- From: Silvia Pfeiffer <silviapfeiffer1@gmail.com>
- Date: Mon, 4 Jan 2010 13:55:20 +1100
- To: Maciej Stachowiak <mjs@apple.com>
- Cc: robert@ocallahan.org, Philip Jägenstedt <philipj@opera.com>, "Tab Atkins Jr." <jackalmage@gmail.com>, "Edward O'Connor" <hober0@gmail.com>, Jeremy Keith <jeremy@adactio.com>, HTMLwg <public-html@w3.org>
On Mon, Jan 4, 2010 at 1:23 PM, Maciej Stachowiak <mjs@apple.com> wrote: > > On Jan 3, 2010, at 1:15 PM, Robert O'Callahan wrote: > > On Mon, Jan 4, 2010 at 12:37 AM, Philip Jägenstedt <philipj@opera.com> > wrote: >> >> Replace it with a single multi-state attribute like "buffering" instead. >> Values "none", "auto" (the default) and "full", or similar. Unless there's a >> cleaner way to represent the semantics "this is (un)likely to be used".... > > I'm still unconvinced three states will actually be needed, but this > proposal sounds OK to me. At least it's forwards-extensible if more than two > states do turn out to be needed. > > Representing the different states as attribute values seems ok to me too. > I'm not totally convinced the "don't buffer" hint should also mean "don't > load metadata" and "don't load the first frame even if the poster attribute > is missing". In the use case that spawned this thread, namely a blog with > embedded video, it seems likely you want to hint not to buffer, but you do > want enough metadata for controls to show the right duration, since in this > type of case controls are typically always visible.
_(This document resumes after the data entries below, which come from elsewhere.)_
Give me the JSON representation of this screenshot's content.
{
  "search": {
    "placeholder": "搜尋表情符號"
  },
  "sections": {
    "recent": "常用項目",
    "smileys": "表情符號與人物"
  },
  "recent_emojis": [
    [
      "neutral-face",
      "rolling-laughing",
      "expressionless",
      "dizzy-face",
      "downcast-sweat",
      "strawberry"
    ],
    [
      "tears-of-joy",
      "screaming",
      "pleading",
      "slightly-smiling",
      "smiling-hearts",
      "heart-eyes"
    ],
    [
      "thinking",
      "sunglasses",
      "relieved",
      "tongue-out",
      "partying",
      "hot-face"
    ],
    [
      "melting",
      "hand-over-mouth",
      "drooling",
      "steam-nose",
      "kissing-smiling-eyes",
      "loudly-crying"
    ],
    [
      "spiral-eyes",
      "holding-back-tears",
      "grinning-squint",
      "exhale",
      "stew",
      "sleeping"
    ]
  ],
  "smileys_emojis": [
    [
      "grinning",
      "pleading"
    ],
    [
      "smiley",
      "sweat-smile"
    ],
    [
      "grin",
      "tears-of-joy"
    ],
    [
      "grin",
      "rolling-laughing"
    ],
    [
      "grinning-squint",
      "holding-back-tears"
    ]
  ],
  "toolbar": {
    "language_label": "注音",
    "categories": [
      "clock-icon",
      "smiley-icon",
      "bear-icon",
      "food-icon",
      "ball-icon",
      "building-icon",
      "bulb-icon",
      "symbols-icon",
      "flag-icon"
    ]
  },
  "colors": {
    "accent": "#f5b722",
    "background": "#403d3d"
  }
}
Durations could be provided by the server using a "Content-Duration" HTTP header with a HEAD request on the resource. That would minimise the required data download. A "X-Content-Duration" HTTP header is already in use with several Ogg based servers. The Xiph community is currently discussing to move this to Content-Duration and register a RFC for it with a provisional HTTP header. It would make life easier for media element displays. Regards, Silvia.